- The way we move around our cities and towns is changing in a number of ways.
- A range of new technological developments mean that the mass adoption of autonomous cars is no longer the stuff of science fiction.
From hydrogen-powered buses to cycle-share schemes and electric taxis, the way we move around our cities and towns is rapidly evolving.
A raft of technological developments mean that the potential mass adoption of autonomous cars is no longer the stuff of science-fiction.
And in Gothenburg, authorities are looking to turn the Swedish city into an amenable environment for self-driving cars.
"As city planners, we realized that around the world there's a huge focus on developing the new technology for autonomous vehicles," Monica Wincentson, an urban planner at Gothenburg's City Planning Authority, told CNBC's "Sustainable Energy."
She said that, as of yet, there had not been a "significant collaboration" between car manufacturers and city planners. "In order for autonomous vehicles to work well we absolutely have to work together."
Wincentson was positive about what autonomous cars could bring to Gothenburg. "We think the benefits for the city will be safer and more secure transportation – the flow of traffic will be more even, smooth and efficient."

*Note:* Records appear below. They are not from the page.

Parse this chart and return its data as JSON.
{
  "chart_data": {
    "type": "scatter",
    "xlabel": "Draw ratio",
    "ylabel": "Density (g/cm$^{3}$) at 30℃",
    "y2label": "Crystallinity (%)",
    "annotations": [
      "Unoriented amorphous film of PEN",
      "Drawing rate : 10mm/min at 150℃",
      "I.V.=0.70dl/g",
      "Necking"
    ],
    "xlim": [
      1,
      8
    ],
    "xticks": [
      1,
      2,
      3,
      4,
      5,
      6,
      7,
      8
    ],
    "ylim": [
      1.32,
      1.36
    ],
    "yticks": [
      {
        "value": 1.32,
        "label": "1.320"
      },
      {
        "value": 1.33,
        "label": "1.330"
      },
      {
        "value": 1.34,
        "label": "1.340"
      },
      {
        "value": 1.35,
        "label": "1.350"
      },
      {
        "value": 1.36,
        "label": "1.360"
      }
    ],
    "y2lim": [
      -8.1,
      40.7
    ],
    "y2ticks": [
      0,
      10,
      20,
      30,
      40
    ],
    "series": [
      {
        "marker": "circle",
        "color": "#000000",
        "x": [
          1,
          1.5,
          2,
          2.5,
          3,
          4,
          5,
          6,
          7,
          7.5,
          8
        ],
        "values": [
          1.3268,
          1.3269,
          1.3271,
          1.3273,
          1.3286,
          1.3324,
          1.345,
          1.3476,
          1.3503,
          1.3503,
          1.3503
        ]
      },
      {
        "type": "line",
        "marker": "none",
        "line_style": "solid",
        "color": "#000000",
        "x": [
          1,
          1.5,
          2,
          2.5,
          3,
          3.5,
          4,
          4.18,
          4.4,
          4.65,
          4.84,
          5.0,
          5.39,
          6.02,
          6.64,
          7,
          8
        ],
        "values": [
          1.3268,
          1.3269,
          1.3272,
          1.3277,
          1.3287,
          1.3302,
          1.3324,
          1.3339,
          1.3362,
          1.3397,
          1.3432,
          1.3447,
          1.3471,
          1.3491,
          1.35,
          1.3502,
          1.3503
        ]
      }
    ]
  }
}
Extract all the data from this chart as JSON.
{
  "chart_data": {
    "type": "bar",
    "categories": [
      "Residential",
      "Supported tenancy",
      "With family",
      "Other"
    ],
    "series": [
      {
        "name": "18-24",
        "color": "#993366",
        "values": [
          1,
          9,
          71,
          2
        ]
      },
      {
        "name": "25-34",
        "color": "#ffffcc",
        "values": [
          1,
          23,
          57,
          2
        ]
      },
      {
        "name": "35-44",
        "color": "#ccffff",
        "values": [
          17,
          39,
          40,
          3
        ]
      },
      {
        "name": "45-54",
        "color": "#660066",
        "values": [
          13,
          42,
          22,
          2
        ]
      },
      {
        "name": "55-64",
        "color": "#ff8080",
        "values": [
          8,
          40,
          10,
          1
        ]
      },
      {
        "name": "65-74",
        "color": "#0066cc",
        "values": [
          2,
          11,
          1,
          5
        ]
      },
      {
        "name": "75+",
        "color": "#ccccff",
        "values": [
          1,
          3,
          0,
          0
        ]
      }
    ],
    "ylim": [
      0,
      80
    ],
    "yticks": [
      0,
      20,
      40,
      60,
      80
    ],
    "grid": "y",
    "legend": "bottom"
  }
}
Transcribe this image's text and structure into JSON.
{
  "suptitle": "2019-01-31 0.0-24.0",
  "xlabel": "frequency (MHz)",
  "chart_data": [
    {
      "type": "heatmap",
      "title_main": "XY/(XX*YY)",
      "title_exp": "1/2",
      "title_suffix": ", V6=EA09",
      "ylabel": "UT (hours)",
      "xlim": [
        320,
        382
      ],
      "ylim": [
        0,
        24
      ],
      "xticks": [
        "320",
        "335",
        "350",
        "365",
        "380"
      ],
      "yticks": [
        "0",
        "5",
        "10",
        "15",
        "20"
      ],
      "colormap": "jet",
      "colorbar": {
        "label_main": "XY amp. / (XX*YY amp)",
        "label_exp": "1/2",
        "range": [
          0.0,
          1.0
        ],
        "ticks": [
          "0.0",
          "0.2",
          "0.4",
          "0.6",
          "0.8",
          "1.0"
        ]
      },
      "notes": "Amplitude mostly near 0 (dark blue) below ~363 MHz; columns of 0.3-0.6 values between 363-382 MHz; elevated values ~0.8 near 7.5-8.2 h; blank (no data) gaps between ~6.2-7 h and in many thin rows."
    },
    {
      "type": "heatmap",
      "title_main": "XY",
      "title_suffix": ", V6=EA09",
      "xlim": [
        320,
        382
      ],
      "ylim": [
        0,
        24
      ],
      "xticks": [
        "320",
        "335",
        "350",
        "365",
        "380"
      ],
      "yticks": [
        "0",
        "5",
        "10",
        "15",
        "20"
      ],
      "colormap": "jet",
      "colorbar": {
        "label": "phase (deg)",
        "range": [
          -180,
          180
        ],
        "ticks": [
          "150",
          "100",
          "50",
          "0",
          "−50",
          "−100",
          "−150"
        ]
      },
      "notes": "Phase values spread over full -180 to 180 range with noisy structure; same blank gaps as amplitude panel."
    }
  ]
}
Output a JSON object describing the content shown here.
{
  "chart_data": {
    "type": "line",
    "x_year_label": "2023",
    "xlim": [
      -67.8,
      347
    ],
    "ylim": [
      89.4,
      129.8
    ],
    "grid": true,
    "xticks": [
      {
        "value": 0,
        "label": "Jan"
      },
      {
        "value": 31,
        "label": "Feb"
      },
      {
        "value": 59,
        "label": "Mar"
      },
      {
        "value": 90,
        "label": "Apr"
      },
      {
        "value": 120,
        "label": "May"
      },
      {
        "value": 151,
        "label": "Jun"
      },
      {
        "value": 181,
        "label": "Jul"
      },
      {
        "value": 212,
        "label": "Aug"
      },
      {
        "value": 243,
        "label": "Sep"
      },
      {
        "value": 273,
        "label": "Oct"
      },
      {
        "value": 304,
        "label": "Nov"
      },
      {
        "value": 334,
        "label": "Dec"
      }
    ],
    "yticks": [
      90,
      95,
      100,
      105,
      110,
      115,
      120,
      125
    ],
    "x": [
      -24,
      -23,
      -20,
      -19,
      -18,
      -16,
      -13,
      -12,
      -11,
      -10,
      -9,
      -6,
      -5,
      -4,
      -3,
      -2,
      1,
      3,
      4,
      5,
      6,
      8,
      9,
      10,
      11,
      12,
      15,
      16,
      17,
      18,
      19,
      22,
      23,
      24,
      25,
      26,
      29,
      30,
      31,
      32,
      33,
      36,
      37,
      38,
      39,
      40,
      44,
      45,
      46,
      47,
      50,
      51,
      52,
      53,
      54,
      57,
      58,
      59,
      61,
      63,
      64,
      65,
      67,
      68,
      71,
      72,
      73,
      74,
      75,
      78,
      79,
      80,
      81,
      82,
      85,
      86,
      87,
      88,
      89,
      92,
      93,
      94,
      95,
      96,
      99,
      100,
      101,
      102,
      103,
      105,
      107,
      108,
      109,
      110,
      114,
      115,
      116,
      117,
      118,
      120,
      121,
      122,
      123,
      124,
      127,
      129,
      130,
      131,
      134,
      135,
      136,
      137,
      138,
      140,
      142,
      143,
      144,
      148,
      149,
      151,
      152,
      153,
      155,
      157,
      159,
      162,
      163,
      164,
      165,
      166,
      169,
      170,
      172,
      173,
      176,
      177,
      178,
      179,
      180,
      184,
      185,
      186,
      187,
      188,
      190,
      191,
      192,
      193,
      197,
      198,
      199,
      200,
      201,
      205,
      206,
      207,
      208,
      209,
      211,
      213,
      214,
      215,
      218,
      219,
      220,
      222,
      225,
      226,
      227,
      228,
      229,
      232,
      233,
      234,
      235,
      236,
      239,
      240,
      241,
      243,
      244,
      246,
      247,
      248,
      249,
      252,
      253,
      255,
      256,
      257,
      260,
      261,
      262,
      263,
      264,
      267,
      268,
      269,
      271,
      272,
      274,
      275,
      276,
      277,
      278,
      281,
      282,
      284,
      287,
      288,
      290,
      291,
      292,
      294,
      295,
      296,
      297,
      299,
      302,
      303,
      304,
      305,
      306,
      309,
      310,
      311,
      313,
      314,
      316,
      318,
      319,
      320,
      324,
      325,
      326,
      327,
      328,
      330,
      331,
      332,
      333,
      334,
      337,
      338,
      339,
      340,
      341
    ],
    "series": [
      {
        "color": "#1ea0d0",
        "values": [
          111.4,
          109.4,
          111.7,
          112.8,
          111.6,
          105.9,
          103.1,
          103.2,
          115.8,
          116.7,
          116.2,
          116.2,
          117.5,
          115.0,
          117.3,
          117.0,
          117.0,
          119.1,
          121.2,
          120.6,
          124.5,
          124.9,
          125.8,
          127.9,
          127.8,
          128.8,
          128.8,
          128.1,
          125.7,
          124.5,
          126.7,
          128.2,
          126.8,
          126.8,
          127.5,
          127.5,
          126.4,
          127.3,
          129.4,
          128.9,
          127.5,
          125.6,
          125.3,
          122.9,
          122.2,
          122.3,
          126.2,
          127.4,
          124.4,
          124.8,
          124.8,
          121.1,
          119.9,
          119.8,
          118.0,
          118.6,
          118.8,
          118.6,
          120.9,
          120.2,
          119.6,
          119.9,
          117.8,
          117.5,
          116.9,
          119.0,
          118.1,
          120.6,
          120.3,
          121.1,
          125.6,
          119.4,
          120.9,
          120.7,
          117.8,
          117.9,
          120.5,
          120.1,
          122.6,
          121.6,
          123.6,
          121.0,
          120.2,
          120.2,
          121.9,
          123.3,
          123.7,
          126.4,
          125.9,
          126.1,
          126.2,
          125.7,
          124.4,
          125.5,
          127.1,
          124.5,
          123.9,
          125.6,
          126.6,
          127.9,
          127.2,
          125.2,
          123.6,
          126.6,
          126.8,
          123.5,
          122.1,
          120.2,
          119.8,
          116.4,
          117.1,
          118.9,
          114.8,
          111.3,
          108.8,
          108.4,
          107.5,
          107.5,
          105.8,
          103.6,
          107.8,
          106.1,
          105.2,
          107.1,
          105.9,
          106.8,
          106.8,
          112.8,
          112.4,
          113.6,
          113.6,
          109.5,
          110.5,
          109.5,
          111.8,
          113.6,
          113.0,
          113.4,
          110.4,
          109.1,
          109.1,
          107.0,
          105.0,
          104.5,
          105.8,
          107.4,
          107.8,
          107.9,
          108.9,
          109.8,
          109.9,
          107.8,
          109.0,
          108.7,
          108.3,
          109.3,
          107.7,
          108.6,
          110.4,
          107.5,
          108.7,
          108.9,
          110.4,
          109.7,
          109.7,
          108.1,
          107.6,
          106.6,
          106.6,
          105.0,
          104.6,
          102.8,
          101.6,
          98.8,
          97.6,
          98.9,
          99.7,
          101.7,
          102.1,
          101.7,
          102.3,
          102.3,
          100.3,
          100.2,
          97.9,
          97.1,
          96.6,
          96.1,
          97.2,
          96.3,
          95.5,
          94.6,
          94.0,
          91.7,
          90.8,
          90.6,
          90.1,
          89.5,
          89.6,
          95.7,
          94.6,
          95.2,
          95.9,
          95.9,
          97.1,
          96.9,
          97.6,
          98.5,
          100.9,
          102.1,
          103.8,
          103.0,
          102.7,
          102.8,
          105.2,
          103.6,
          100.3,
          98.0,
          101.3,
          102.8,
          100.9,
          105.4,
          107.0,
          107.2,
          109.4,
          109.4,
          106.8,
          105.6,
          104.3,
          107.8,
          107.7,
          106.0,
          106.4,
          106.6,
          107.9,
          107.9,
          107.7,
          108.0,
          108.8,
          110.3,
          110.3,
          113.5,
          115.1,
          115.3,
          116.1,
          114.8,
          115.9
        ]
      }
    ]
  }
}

Nevertheless, there are concerns from some quarters regarding the safety of autonomous vehicles, an issue Wincentson was keen to address. "The safety for both pedestrians and passengers is important, and comprehensive testing of the technology is required," she said. "We will continue to have traffic regulations for vehicles and pedestrians."
And what does the future hold for electric cars? "I think we're at a tipping point for electric vehicles, where in the next two or three years you're going to see a large amount of battery production coming online, which is going to make them really much cheaper," Malcolm McCulloch, associate professor in engineering science at the University of Oxford, told CNBC.
On the subject of autonomous vehicles being integrated into the streets of old cities, McCulloch was optimistic. "I think they actually can fit in quite well – automated vehicles are really good at perceiving their surroundings," he said. "And actually, there are a lot of clues for them to pick up in older cities, so looking at buildings and the like."
The real challenge, he said, would be how autonomous vehicles interacted with motorcycles, bicycles, and pedestrians. "Because quite often we use human cues when we interact… and that's where their challenge at the moment is: how do they pick up on the small micro cues."